Думаю, я знала, что он задаст этот вопрос. Возможно, я просто надеялась, что он не спросит. Я оказываюсь в ужасном положении, поскольку знаю чужие секреты, тем более, что все эти секреты так или иначе связаны со мной.
- Я… - я сажусь и отстраняюсь от него. Я, правда, не знаю, что сказать. Слова застревают у меня в горле. Должно быть, мама чувствовала себя так же, имея секреты от людей, которых она любит.
- Эй, все нормально, - говорит он, садясь рядом. - Я все понимаю. Это сверхсекретная ангельская информация. Ты не можешь рассказать.
Я качаю головой. Я решаю, что я – не моя мать.
- Анжела создала клуб. Для потомков ангелов, - я начинаю с этого, хотя это и не то, о чем он спрашивал.
Такер не ожидал, что я скажу что-то подобное. - Анжела Зербино - полу-ангел?
- Да.
Он фыркает. – Ну, кажется, в этом есть смысл.

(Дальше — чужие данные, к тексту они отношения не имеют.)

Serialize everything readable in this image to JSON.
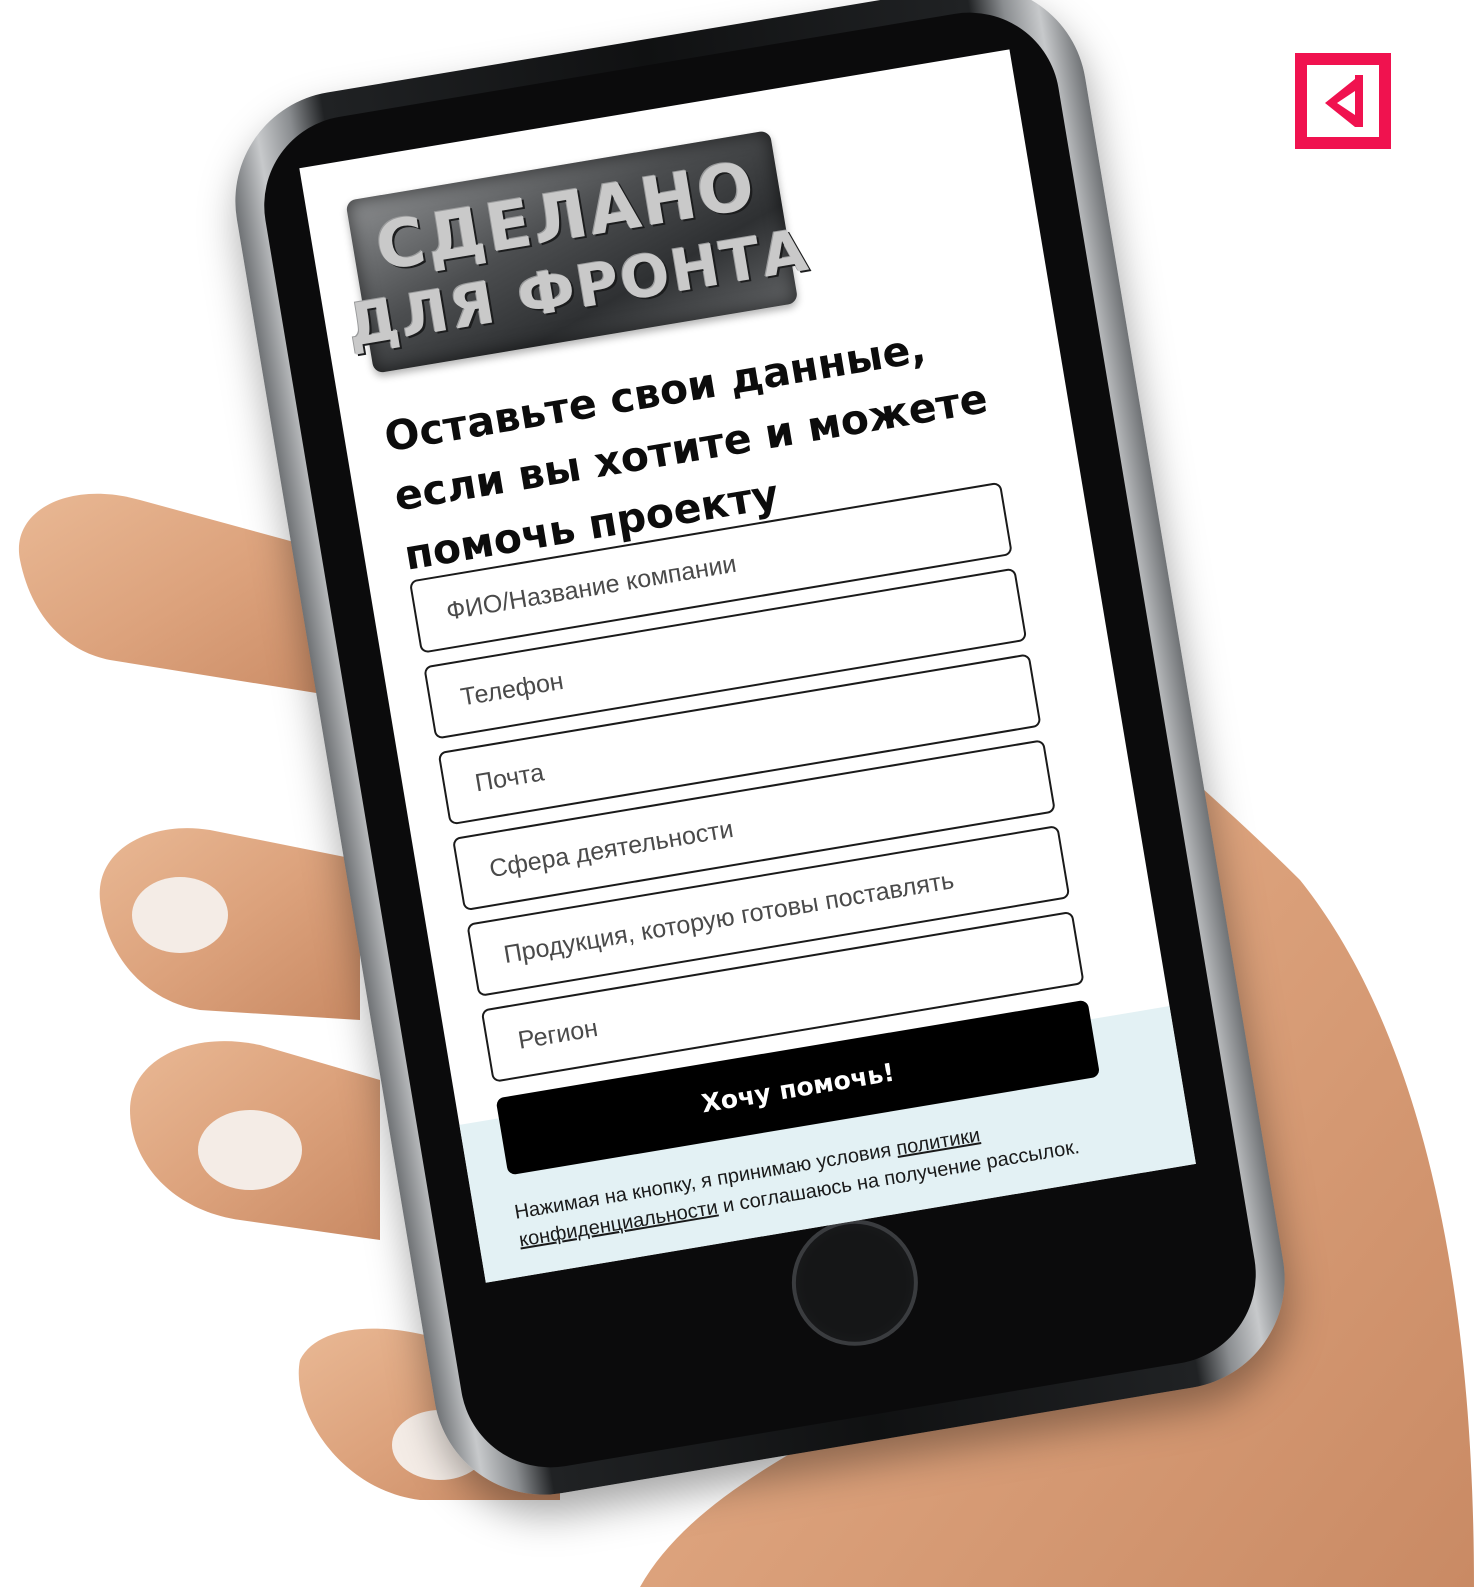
{
  "brand": {
    "accent_color": "#f0124f",
    "logo_icon": "bracket-arrow-icon"
  },
  "hero": {
    "stamp_line_1": "СДЕЛАНО",
    "stamp_line_2": "ДЛЯ ФРОНТА"
  },
  "form": {
    "headline": "Оставьте свои данные, если вы хотите и можете помочь проекту",
    "fields": [
      {
        "placeholder": "ФИО/Название компании"
      },
      {
        "placeholder": "Телефон"
      },
      {
        "placeholder": "Почта"
      },
      {
        "placeholder": "Сфера деятельности"
      },
      {
        "placeholder": "Продукция, которую готовы поставлять"
      },
      {
        "placeholder": "Регион"
      }
    ],
    "submit_label": "Хочу помочь!",
    "consent_prefix": "Нажимая на кнопку, я принимаю условия",
    "consent_link": "политики конфиденциальности",
    "consent_suffix": "и соглашаюсь на получение рассылок."
  }
}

Она всегда была немного двинутой.
- Эй, во мне тоже течет ангельская кровь. Ты хочешь сказать, я тоже двинутая?
- Да, - отвечает он. – Но мне это нравится.
- Ну, тогда ладно, - я тянусь, чтобы поцеловать его. Затем отстраняюсь.
- В Кристиане тоже ангельская кровь, - говорю я, стараясь быть смелой и смотреть ему в лицо, когда произношу это. - Я не знала этого до дня пожара, но это так. Он - Квортариус. Как и я. - Глаза Такера расширяются.
- Ох, - говорит он ничего не выражающим голосом и отводит взгляд. - Как и ты.
Довольно долго мы оба молчим. Затем он говорит: - Какое совпадение, хм, что все ангелы собрались в Джексоне.
- Было довольно неожиданно, это точно, - соглашаюсь я. - Не знаю, совпадение ли это.
Он сглатывает, и я слышу небольшой щелчок у него в горле. Я вижу, как сильно он старается оставаться спокойным, делать вид, что вся эта ангельская история не пугает его, не заставляет чувствовать себя так, словно он стоит на пути чего-то более важного, чем он сам. Он все еще готов отойти в сторону, понимаю я, если решит, что отвлекает меня от моего предназначения. У него на лице уже такое же выражение, как в день нашего разрыва.